Son on yıla kadar, Moskova'dan böyle bir medya kampanyası Rus devleti Kuzey Kafkasya halklarının geçmişleri hakkındaki gerçeklere erişimini kısıtladığı için işe yarayabilirdi ve bu nedenle, yeterli sayıda insanı kabul etmeye ya da en azından Moskova'nın söylediği ile savaşmamaya zorlayabilirdi.
Khakuasheva, artık bu durumun olmadığını söylüyor. "Rusya Federasyonu yerli halklarının torunlarının artık kendilerinden beklenmedik bir şekilde Zhirinovskys, Leontyevs, Lebedevs ve diğerlerinin beklentilerine rağmen ulusal öz bilinçlerini ve gururlarını geri kazanmalarına izin veren farklı bir bilgi ve manevi alanda buluyor."
Bölge halkları artık Rusların ortaya koyduğu yalanları kabul etmiyor ve bu tür yalanların haklı gösterildiği baskılara artık katlanmaya da istekli değiller ve Moskova'nın kullandığı yalanlar, propaganda ve anıtlar ne kadar aşırıysa, Kuzey Kafkasya halkları o kadar çok direnmeye hazır.
Bilhassa Çerkesler, 1763'ten 1864'e kadar direniş savaşlarının, yok edilmelerine bağlı bir sömürge gücüne karşı olduğunu biliyorlar. Nüfuslarının, topraklarının yüzde 90'ını kaybettiklerini ve çarlık suçlarının bir sonucu olarak, kendi insanlarının yüzde 93’ünün Rusya'nın diğer halklarından çok daha fazla, tarihi Anavatanlarının sınırlarının ötesinde yaşadığını biliyorlar.
Ve sonuç olarak, Moskova bu savaş hakkında yalan söylediğinde, direnen Çerkeslere ve diğerlerine değil de sadece savaşan Rus askerlerine anıtlar yaptırdığında, (Çerkesler ve diğerleri) her şeyden önce hakarete uğrarlar ve çileden çıkarlar, sadece tarihi kayıtlarını düzeltmeye değil, aynı zamanda ulusal miraslarını savunmaya girişirler.

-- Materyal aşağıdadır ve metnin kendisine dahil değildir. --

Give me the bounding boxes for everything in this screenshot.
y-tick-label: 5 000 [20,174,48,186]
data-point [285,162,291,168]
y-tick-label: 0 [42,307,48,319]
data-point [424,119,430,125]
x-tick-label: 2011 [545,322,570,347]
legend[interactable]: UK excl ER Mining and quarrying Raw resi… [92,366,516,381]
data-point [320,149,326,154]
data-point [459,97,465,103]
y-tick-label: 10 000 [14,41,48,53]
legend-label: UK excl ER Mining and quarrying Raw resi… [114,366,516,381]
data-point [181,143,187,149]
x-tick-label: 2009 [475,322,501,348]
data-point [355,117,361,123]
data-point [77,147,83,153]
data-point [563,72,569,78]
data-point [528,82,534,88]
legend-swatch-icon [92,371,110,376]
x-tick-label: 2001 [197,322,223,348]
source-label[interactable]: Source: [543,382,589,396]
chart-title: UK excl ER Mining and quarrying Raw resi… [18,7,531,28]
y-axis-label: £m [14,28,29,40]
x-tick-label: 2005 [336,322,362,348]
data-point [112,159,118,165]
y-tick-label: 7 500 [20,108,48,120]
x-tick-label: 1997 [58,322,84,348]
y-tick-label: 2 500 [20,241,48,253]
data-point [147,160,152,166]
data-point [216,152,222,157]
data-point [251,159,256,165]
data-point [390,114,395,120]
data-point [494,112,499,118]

Moskova'da bulunan güçler, geçmişin veya bugünün gerçeklerinin ne olduğunu anlıyor gibi görünmüyorlar ve bu nedenle, tam olarak mücadele ettiklerini söyledikleri şeyleri üretecek eylemler gerçekleştiriyorlar, örneğin 150 yıldan daha uzun bir süre önce başarıyla fethettiklerini düşünmeleri üzerine daha fazla direniş ve daha fazla ulusal kararlılık gibi.